RIP: White iPhone 4 (2010-2010)

Steve Jobs shows off a white iPhone 4

Apple CEO Steve Jobs holding a white iPhone 4 in happier times.

We knew something was up when there was no mention of the white iPhone 4 at Apple’s press event last week and when they delayed it again until “spring 2011,” the writing was on the wall. Since Apple hasn’t failed to announce a new iPhone model each spring since the original was announced, it was all but certain that this meant there would be no white iPhone 4.

Although Apple still maintains that the white iPhone 4 will come out eventually, and there was a very brief glimmer of hope when the Apple Store iOS app showed white iPhones after an update, the crack team at the Boy Genius Report has confirmed through there sources what we always knew in our hearts was true: the white iPhone 4 is dead.

More than just a confirmation of what many have long suspected, though, the cancellation of the white iPhone prior to its release is a rare stumble from Apple. Part of Apple’s magical hold over the press and large swaths of the population is based on the fact that Apple only announces things that you can actually buy. In a world where electronics manufacturers and software developers of all kinds are constantly hyping products that are years away and boast features that later prove to be impossible to implement, Apple retains much of its sheen due to its restraint.

By not announcing anything until it’s finished and ready, Apple never has to worry about promising what it can’t deliver. The fact that Apple products are usually available almost immiediately after their announcement bolsters this effort. No one has to wonder if Apple’s latest product will deliver–they can go see for themselves right away.

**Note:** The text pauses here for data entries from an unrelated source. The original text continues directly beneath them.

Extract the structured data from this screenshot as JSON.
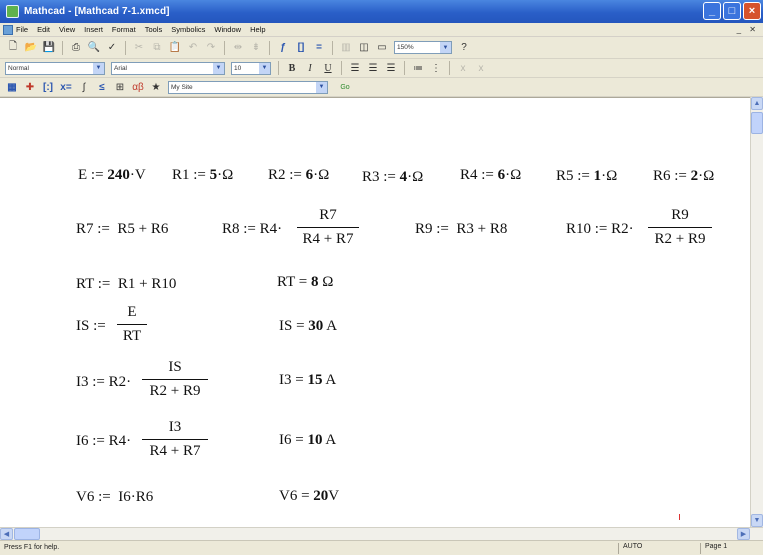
{
  "window": {
    "title": "Mathcad - [Mathcad 7-1.xmcd]",
    "controls": {
      "minimize": "_",
      "maximize": "□",
      "close": "×"
    }
  },
  "menu": {
    "items": [
      "File",
      "Edit",
      "View",
      "Insert",
      "Format",
      "Tools",
      "Symbolics",
      "Window",
      "Help"
    ],
    "mdi_controls": "_ ✕"
  },
  "toolbar": {
    "zoom": "150%",
    "style": "Normal",
    "font": "Arial",
    "font_size": "10",
    "bold": "B",
    "italic": "I",
    "underline": "U",
    "url": "My Site",
    "go": "Go"
  },
  "worksheet": {
    "row1": {
      "e": {
        "name": "E",
        "assign": ":=",
        "value": "240",
        "unit": "V"
      },
      "r1": {
        "name": "R1",
        "assign": ":=",
        "value": "5",
        "unit": "Ω"
      },
      "r2": {
        "name": "R2",
        "assign": ":=",
        "value": "6",
        "unit": "Ω"
      },
      "r3": {
        "name": "R3",
        "assign": ":=",
        "value": "4",
        "unit": "Ω"
      },
      "r4": {
        "name": "R4",
        "assign": ":=",
        "value": "6",
        "unit": "Ω"
      },
      "r5": {
        "name": "R5",
        "assign": ":=",
        "value": "1",
        "unit": "Ω"
      },
      "r6": {
        "name": "R6",
        "assign": ":=",
        "value": "2",
        "unit": "Ω"
      }
    },
    "r7": {
      "lhs": "R7 :=",
      "rhs": "R5 + R6"
    },
    "r8": {
      "lhs": "R8 :=",
      "factor": "R4·",
      "num": "R7",
      "den": "R4 + R7"
    },
    "r9": {
      "lhs": "R9 :=",
      "rhs": "R3 + R8"
    },
    "r10": {
      "lhs": "R10 :=",
      "factor": "R2·",
      "num": "R9",
      "den": "R2 + R9"
    },
    "rt_def": {
      "lhs": "RT :=",
      "rhs": "R1 + R10"
    },
    "rt_res": {
      "lhs": "RT =",
      "value": "8",
      "unit": "Ω"
    },
    "is_def": {
      "lhs": "IS :=",
      "num": "E",
      "den": "RT"
    },
    "is_res": {
      "lhs": "IS =",
      "value": "30",
      "unit": "A"
    },
    "i3_def": {
      "lhs": "I3 :=",
      "factor": "R2·",
      "num": "IS",
      "den": "R2 + R9"
    },
    "i3_res": {
      "lhs": "I3 =",
      "value": "15",
      "unit": "A"
    },
    "i6_def": {
      "lhs": "I6 :=",
      "factor": "R4·",
      "num": "I3",
      "den": "R4 + R7"
    },
    "i6_res": {
      "lhs": "I6 =",
      "value": "10",
      "unit": "A"
    },
    "v6_def": {
      "lhs": "V6 :=",
      "rhs": "I6·R6"
    },
    "v6_res": {
      "lhs": "V6 =",
      "value": "20",
      "unit": "V"
    }
  },
  "status": {
    "text": "Press F1 for help.",
    "mode": "AUTO",
    "page": "Page 1"
  }
}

We often wondered why Apple’s the only company that plays the game this way. It’s obviously a successful strategy, and we’ve never understood why no other major company emulates their product announcement policy. Unless, of course, designing, manufacturing and selling really cool, innovative products is a lot harder and more complicated than it seems. The dead white iPhone seems to confirm this reasoning. After all, it seems simple to make a white version of a very successful black product that you’ve already manufactured millions of. If Apple can’t do it, though, it’s unlikely anyone can, and as long as cases like this are the exception rather than the rule, Apple’s phenomenal success is likely to continue.